Point d’expédition aux confins de la Terre, cette fois. Moins que l’envie, c’est la forme qui manque à l’auteur pour entreprendre un voyage lointain. Les médias (pas très fins, comme souvent) avaient fait leurs choux gras d’une chute peu glorieuse, et les lecteurs fidèles du globe-trotteur s’inquiétaient d’être sevrés de ses récits fort bien troussés. Car, même si l’homme ne plaît pas forcément, ses textes ont un petit quelque chose en plus.

Or, un an après ses mésaventures aux conséquences plus que fâcheuses, Sylvain Tesson reprend la route. La campagne française fera office d’espace de rééducation. Depuis les pentes du Mercantour, il entreprend une traversée de la France jusqu’à La Hague, avec, comme contrainte, d’éviter autant que faire se peut les voies fréquentées pour se concentrer sur « les chemins noirs », ceux que les cartes elles-mêmes peinent à retrouver.

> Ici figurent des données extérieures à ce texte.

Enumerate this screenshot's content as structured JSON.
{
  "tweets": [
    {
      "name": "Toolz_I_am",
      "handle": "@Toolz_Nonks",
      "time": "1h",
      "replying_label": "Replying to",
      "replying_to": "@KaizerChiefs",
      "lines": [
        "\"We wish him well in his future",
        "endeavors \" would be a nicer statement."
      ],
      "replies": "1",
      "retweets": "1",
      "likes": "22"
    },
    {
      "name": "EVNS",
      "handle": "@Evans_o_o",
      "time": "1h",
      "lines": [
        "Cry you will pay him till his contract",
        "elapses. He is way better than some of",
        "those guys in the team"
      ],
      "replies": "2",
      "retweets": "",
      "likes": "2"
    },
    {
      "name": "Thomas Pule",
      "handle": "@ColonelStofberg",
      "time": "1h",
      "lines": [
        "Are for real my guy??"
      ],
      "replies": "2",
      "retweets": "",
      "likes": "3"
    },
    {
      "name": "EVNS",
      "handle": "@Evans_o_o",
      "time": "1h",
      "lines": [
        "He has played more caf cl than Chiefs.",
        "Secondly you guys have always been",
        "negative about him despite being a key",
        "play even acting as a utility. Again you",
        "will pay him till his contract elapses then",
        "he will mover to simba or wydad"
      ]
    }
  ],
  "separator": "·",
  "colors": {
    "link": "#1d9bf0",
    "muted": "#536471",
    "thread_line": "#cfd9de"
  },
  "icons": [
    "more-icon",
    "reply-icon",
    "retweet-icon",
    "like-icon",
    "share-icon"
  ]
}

Tantôt seul avec ses douleurs et ses espoirs, tantôt accompagné d’amis qui viennent crapahuter un jour ou deux à ses côtés, Sylvain Tesson s’enfonce dans des territoires désertés, mais pas totalement vides. Son récit est peut-être moins fantaisiste qu’à l’habitude, mais il gagne en émotion. La description des espaces dits hyper-ruraux est réalisée avec justesse et un soupçon de mélancolie. Toutefois c’est le regard de l’auteur sur les franges urbaines et sur ceux que l’on nomme les néoruraux qui a le plus retenu mon attention de géographe. Ces passages sont courts, mais écrits avec finesse et précision. Bien des aménageurs fous ou de candides citadins seraient fort avisés de lire ces quelques paragraphes avant de se lancer dans des projets déconnectés de la réalité.

Un peu plus de cent pages, qui se lisent avec une facilité déconcertante et qui nous laissent espérer d’autres récits du sieur Tesson.

Sur les chemins noirs, Sylvain Tesson, 2016.